King’s Democratic opponent, Thomas Connolly of Scarborough, said the governor’s effort to involve the Maine Supreme Judicial Court in the sales tax rollback was a weak attempt to pass the buck on a decision King should have been able to make himself.

“He has to take the bull by the horns instead of deferring the question,” Connolly said. “He can’t send it off. The function of the governor is to make tough decisions and the fact that he thinks he sees some ambiguity doesn’t excuse him from doing his job. I would never pass the buck to the Law Court. I’ve been kicked by them 50 times. Why would I ask them? They might decide against my reading of the law.”

Passed by the 116th Legislature to weaken the sting of the so-called “temporary” sales tax increase from 5 percent to 6 percent in the wake of the 1991 budget crisis, the law maintains that any time state general fund revenues exceed 8 percent from one fiscal year to the next, the sales tax must be decreased by a half-percent.

But King pointed out that the law also seems to require that before the decrease can be implemented, the state budget officer is supposed to determine that the 8 percent threshold will be reached by an estimate of general fund revenues on or before May 15 of the current fiscal year.

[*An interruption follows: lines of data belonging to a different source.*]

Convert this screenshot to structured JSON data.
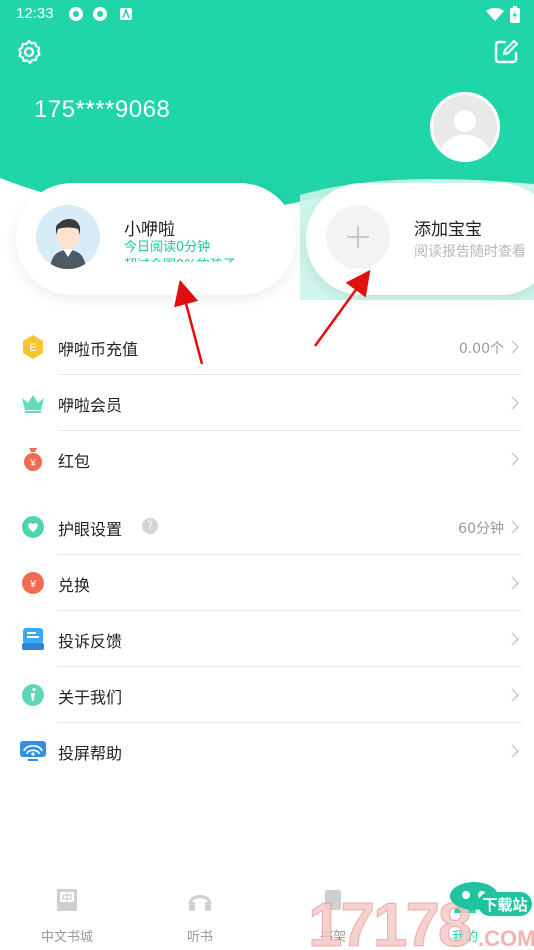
{
  "colors": {
    "brand": "#20d5a8",
    "brand_light": "#c9f5ea",
    "accent_text": "#1ec5a0",
    "annotation_arrow": "#e01010"
  },
  "status_bar": {
    "time": "12:33",
    "icons": [
      "notification-icon",
      "notification-icon",
      "notification-a-icon",
      "wifi-icon",
      "battery-icon"
    ]
  },
  "header": {
    "phone": "175****9068",
    "left_icon": "settings-gear-icon",
    "right_icon": "edit-icon"
  },
  "child_card": {
    "name": "小咿啦",
    "line1": "今日阅读0分钟",
    "line2": "超过全国0%的孩子"
  },
  "add_card": {
    "title": "添加宝宝",
    "subtitle": "阅读报告随时查看"
  },
  "menu": {
    "items": [
      {
        "label": "咿啦币充值",
        "value": "0.00个",
        "icon": "coin-icon"
      },
      {
        "label": "咿啦会员",
        "value": "",
        "icon": "crown-icon"
      },
      {
        "label": "红包",
        "value": "",
        "icon": "red-envelope-icon"
      },
      {
        "label": "护眼设置",
        "value": "60分钟",
        "icon": "eye-care-icon",
        "help": "?"
      },
      {
        "label": "兑换",
        "value": "",
        "icon": "exchange-icon"
      },
      {
        "label": "投诉反馈",
        "value": "",
        "icon": "feedback-icon"
      },
      {
        "label": "关于我们",
        "value": "",
        "icon": "info-icon"
      },
      {
        "label": "投屏帮助",
        "value": "",
        "icon": "screencast-icon"
      }
    ]
  },
  "bottom_nav": {
    "items": [
      {
        "label": "中文书城",
        "icon": "bookstore-icon"
      },
      {
        "label": "听书",
        "icon": "headphones-icon"
      },
      {
        "label": "书架",
        "icon": "bookshelf-icon"
      },
      {
        "label": "我的",
        "icon": "profile-icon"
      }
    ]
  },
  "watermark": {
    "number": "17178",
    "text": "下载站",
    "domain": ".COM"
  }
}
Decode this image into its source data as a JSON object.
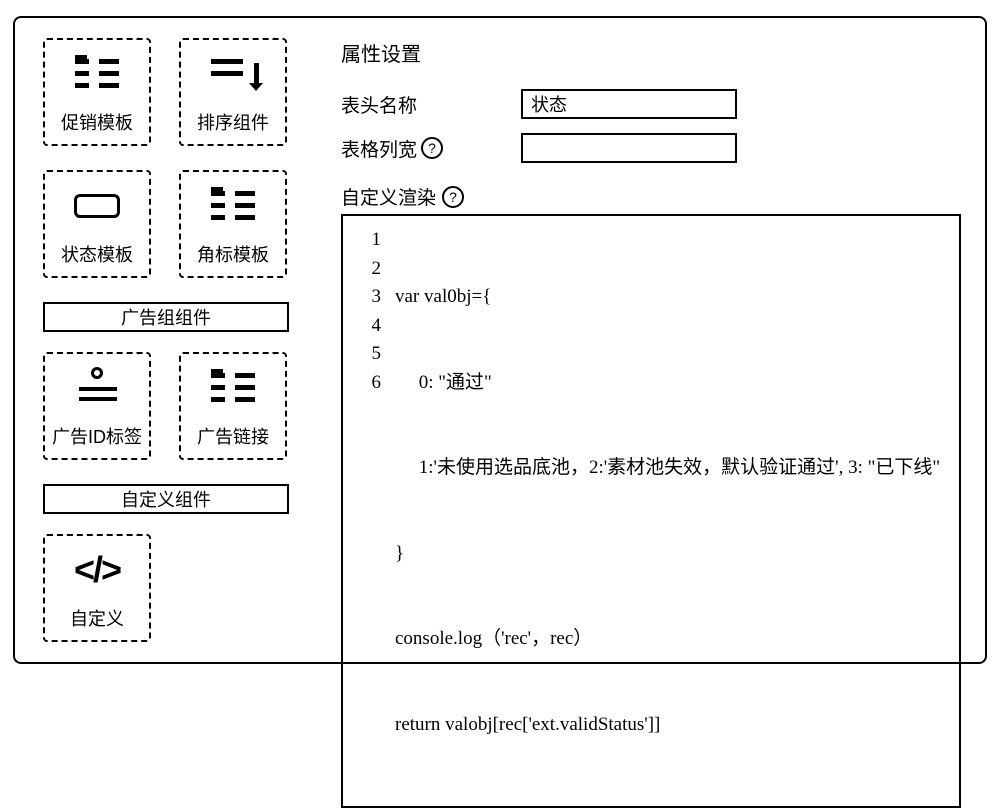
{
  "sidebar": {
    "tiles": [
      {
        "label": "促销模板"
      },
      {
        "label": "排序组件"
      },
      {
        "label": "状态模板"
      },
      {
        "label": "角标模板"
      }
    ],
    "group1_label": "广告组组件",
    "tiles2": [
      {
        "label": "广告ID标签"
      },
      {
        "label": "广告链接"
      }
    ],
    "group2_label": "自定义组件",
    "tiles3": [
      {
        "label": "自定义"
      }
    ]
  },
  "main": {
    "section_title": "属性设置",
    "field1_label": "表头名称",
    "field1_value": "状态",
    "field2_label": "表格列宽",
    "field2_value": "",
    "render_label": "自定义渲染",
    "code": {
      "line1": "var val0bj={",
      "line2": "     0: \"通过\"",
      "line3": "     1:'未使用选品底池，2:'素材池失效，默认验证通过', 3: \"已下线\"",
      "line4": "}",
      "line5": "console.log（'rec'，rec）",
      "line6": "return valobj[rec['ext.validStatus']]"
    },
    "line_numbers": [
      "1",
      "2",
      "3",
      "4",
      "5",
      "6"
    ]
  }
}
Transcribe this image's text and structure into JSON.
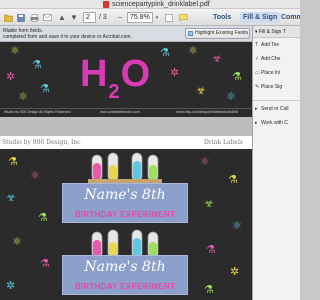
{
  "window": {
    "title": "sciencepartypink_drinklabel.pdf"
  },
  "toolbar": {
    "page_current": "2",
    "page_total": "/ 3",
    "zoom": "75.8%",
    "tabs": {
      "tools": "Tools",
      "fill_sign": "Fill & Sign",
      "comment": "Comm"
    }
  },
  "notice": {
    "line1": "fillable form fields.",
    "line2": "completed form and save it to your device or Acrobat.com.",
    "highlight_button": "Highlight Existing Fields"
  },
  "document": {
    "h2o": {
      "main": "H",
      "sub": "2",
      "tail": "O"
    },
    "footer_left": "Studio by 806 Design All Rights Reserved",
    "footer_mid": "www.printablestudio.com",
    "footer_right": "www.etsy.com/shop/printablestudio806",
    "page_header_left": "Studio by 806 Design, Inc",
    "page_header_right": "Drink Labels",
    "labels": [
      {
        "name": "Name's 8th",
        "event": "BIRTHDAY EXPERIMENT"
      },
      {
        "name": "Name's 8th",
        "event": "BIRTHDAY EXPERIMENT"
      }
    ]
  },
  "panel": {
    "header": "Fill & Sign T",
    "items": [
      "Add Tex",
      "Add Che",
      "Place Ini",
      "Place Sig"
    ],
    "sections": [
      "Send or Coll",
      "Work with C"
    ]
  },
  "colors": {
    "label_bg": "#2b2b2b",
    "accent_pink": "#d93ab6",
    "name_box": "#8da0cc"
  }
}
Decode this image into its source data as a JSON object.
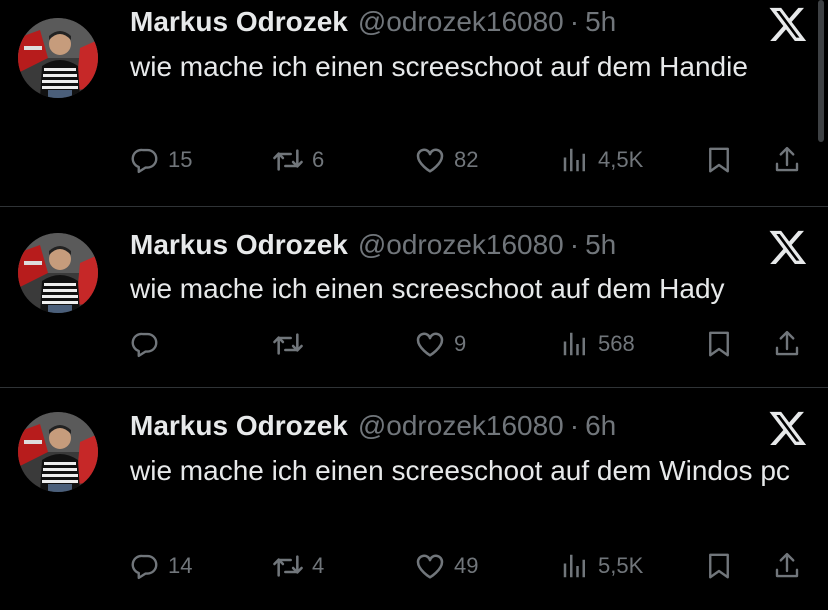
{
  "tweets": [
    {
      "author": "Markus Odrozek",
      "handle": "@odrozek16080",
      "separator": "·",
      "time": "5h",
      "text": "wie mache ich einen screeschoot auf dem Handie",
      "replies": "15",
      "retweets": "6",
      "likes": "82",
      "views": "4,5K"
    },
    {
      "author": "Markus Odrozek",
      "handle": "@odrozek16080",
      "separator": "·",
      "time": "5h",
      "text": "wie mache ich einen screeschoot auf dem Hady",
      "replies": "",
      "retweets": "",
      "likes": "9",
      "views": "568"
    },
    {
      "author": "Markus Odrozek",
      "handle": "@odrozek16080",
      "separator": "·",
      "time": "6h",
      "text": "wie mache ich einen screeschoot auf dem Windos pc",
      "replies": "14",
      "retweets": "4",
      "likes": "49",
      "views": "5,5K"
    }
  ],
  "colors": {
    "background": "#000000",
    "text": "#e7e9ea",
    "muted": "#71767b",
    "divider": "#2f3336"
  },
  "icons": [
    "x-logo-icon",
    "reply-icon",
    "retweet-icon",
    "like-icon",
    "views-icon",
    "bookmark-icon",
    "share-icon"
  ]
}
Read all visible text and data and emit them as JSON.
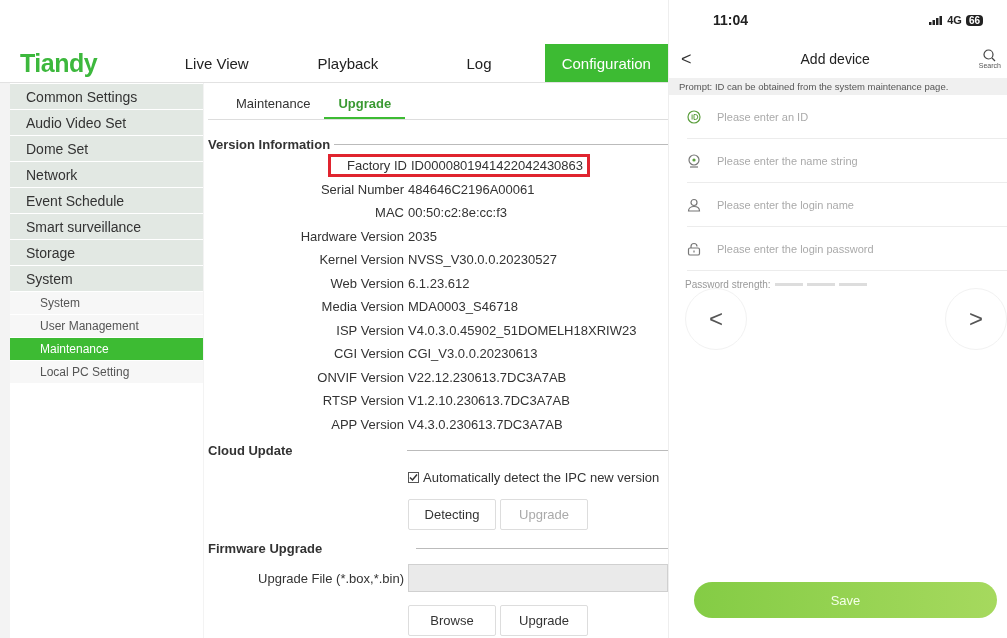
{
  "web": {
    "logo": "Tiandy",
    "nav": [
      {
        "label": "Live View",
        "selected": false
      },
      {
        "label": "Playback",
        "selected": false
      },
      {
        "label": "Log",
        "selected": false
      },
      {
        "label": "Configuration",
        "selected": true
      }
    ],
    "sidebar": {
      "items": [
        {
          "label": "Common Settings",
          "selected": false
        },
        {
          "label": "Audio Video Set",
          "selected": false
        },
        {
          "label": "Dome Set",
          "selected": false
        },
        {
          "label": "Network",
          "selected": false
        },
        {
          "label": "Event Schedule",
          "selected": false
        },
        {
          "label": "Smart surveillance",
          "selected": false
        },
        {
          "label": "Storage",
          "selected": false
        },
        {
          "label": "System",
          "selected": false,
          "children": [
            {
              "label": "System",
              "selected": false
            },
            {
              "label": "User Management",
              "selected": false
            },
            {
              "label": "Maintenance",
              "selected": true
            },
            {
              "label": "Local PC Setting",
              "selected": false
            }
          ]
        }
      ]
    },
    "subtabs": [
      {
        "label": "Maintenance",
        "selected": false
      },
      {
        "label": "Upgrade",
        "selected": true
      }
    ],
    "version_information": {
      "title": "Version Information",
      "rows": [
        {
          "label": "Factory ID",
          "value": "ID0000801941422042430863",
          "highlighted": true
        },
        {
          "label": "Serial Number",
          "value": "484646C2196A00061",
          "highlighted": false
        },
        {
          "label": "MAC",
          "value": "00:50:c2:8e:cc:f3",
          "highlighted": false
        },
        {
          "label": "Hardware Version",
          "value": "2035",
          "highlighted": false
        },
        {
          "label": "Kernel Version",
          "value": "NVSS_V30.0.0.20230527",
          "highlighted": false
        },
        {
          "label": "Web Version",
          "value": "6.1.23.612",
          "highlighted": false
        },
        {
          "label": "Media Version",
          "value": "MDA0003_S46718",
          "highlighted": false
        },
        {
          "label": "ISP Version",
          "value": "V4.0.3.0.45902_51DOMELH18XRIW23",
          "highlighted": false
        },
        {
          "label": "CGI Version",
          "value": "CGI_V3.0.0.20230613",
          "highlighted": false
        },
        {
          "label": "ONVIF Version",
          "value": "V22.12.230613.7DC3A7AB",
          "highlighted": false
        },
        {
          "label": "RTSP Version",
          "value": "V1.2.10.230613.7DC3A7AB",
          "highlighted": false
        },
        {
          "label": "APP Version",
          "value": "V4.3.0.230613.7DC3A7AB",
          "highlighted": false
        }
      ]
    },
    "cloud_update": {
      "title": "Cloud Update",
      "auto_detect": {
        "label": "Automatically detect the IPC new version",
        "checked": true
      },
      "buttons": [
        {
          "label": "Detecting",
          "disabled": false
        },
        {
          "label": "Upgrade",
          "disabled": true
        }
      ]
    },
    "firmware_upgrade": {
      "title": "Firmware Upgrade",
      "file_label": "Upgrade File (*.box,*.bin)",
      "file_field_disabled": true,
      "buttons": [
        {
          "label": "Browse",
          "disabled": false
        },
        {
          "label": "Upgrade",
          "disabled": false
        }
      ]
    }
  },
  "phone": {
    "status_bar": {
      "time": "11:04",
      "network": "4G",
      "battery": "66"
    },
    "header": {
      "back": "<",
      "title": "Add device",
      "search_label": "Search"
    },
    "prompt": "Prompt: ID can be obtained from the system maintenance page.",
    "fields": [
      {
        "kind": "id",
        "placeholder": "Please enter an ID"
      },
      {
        "kind": "camera",
        "placeholder": "Please enter the name string"
      },
      {
        "kind": "user",
        "placeholder": "Please enter the login name"
      },
      {
        "kind": "lock",
        "placeholder": "Please enter the login password"
      }
    ],
    "password_strength": {
      "label": "Password strength:"
    },
    "arrows": [
      "<",
      ">"
    ],
    "save": "Save"
  }
}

“Based upon information [received on March 16 of the current fiscal year that ended June 30], and taking into consideration an estimate of the Revenue Forecasting Committee … the budget officer concluded that general fund revenues were not likely to exceed those of the prior fiscal year [FY 1997] by 8 percent or more … The economic trigger was not activated in the current situation,” King wrote in his six-page letter to the court.

Additionally, the 1993 law directs the state controller to determine whether the 8 percent benchmark has been reached at the close of the fiscal year. Concerned that all of the mechanisms guiding the legislation had not been met, King said the law’s failure to anticipate the budget officer’s inability to predict the benchmark could have an impact on the statute’s intent.

King said he was also troubled by a phrase in the law regarding general fund revenues for any fiscal year, as determined by the state controller, “at the close of the fiscal year following the end of that fiscal year … .” The language, he said, seemed to imply two interpretations: one that would result in a rollback of the tax effective Oct. 1, 1998, with limited reserves collected in July, August and September, or another which would implement the cut on Oct. 1, 1999, with reserves equaling or exceeding the lost half-percent sales tax revenue.

While the latter interpretation would leave the state in a better position to prepare for the $60 million-per-year loss of revenue to the general fund, King agrees with many Republican lawmakers who insist the Legislature’s intent was for the tax cut to take place as soon as possible.

Still, the governor is confused by what he described as the law’s “rather elaborate two-track schedule” as detailed by the charges to the state budget officer and the state controller.”

“There are several different triggers in this law,” King told reporters Thursday. “It’s basically a question of a three-month reserve or a 15-month reserve.”

In that regard, King has asked the court a single question: “Does [the statute] require the sales tax rate imposed by [the rollback law] be reduced on Oct. 1, 1998, from 6 percent to 5.5 percent … where the state budget officer did not estimate on or before May 15 that general fund revenues would exceed the 8 percent benchmark referenced in [the statute], but the state controller does determine at the close of the FY 1998 books that actual revenues exceeded the 8 percent benchmark?”

King expects the court to render an opinion on his question in time to notify about 60,000 Maine vendors of the impending tax decrease by Aug. 15 in order to implement the tax change by Oct. 1.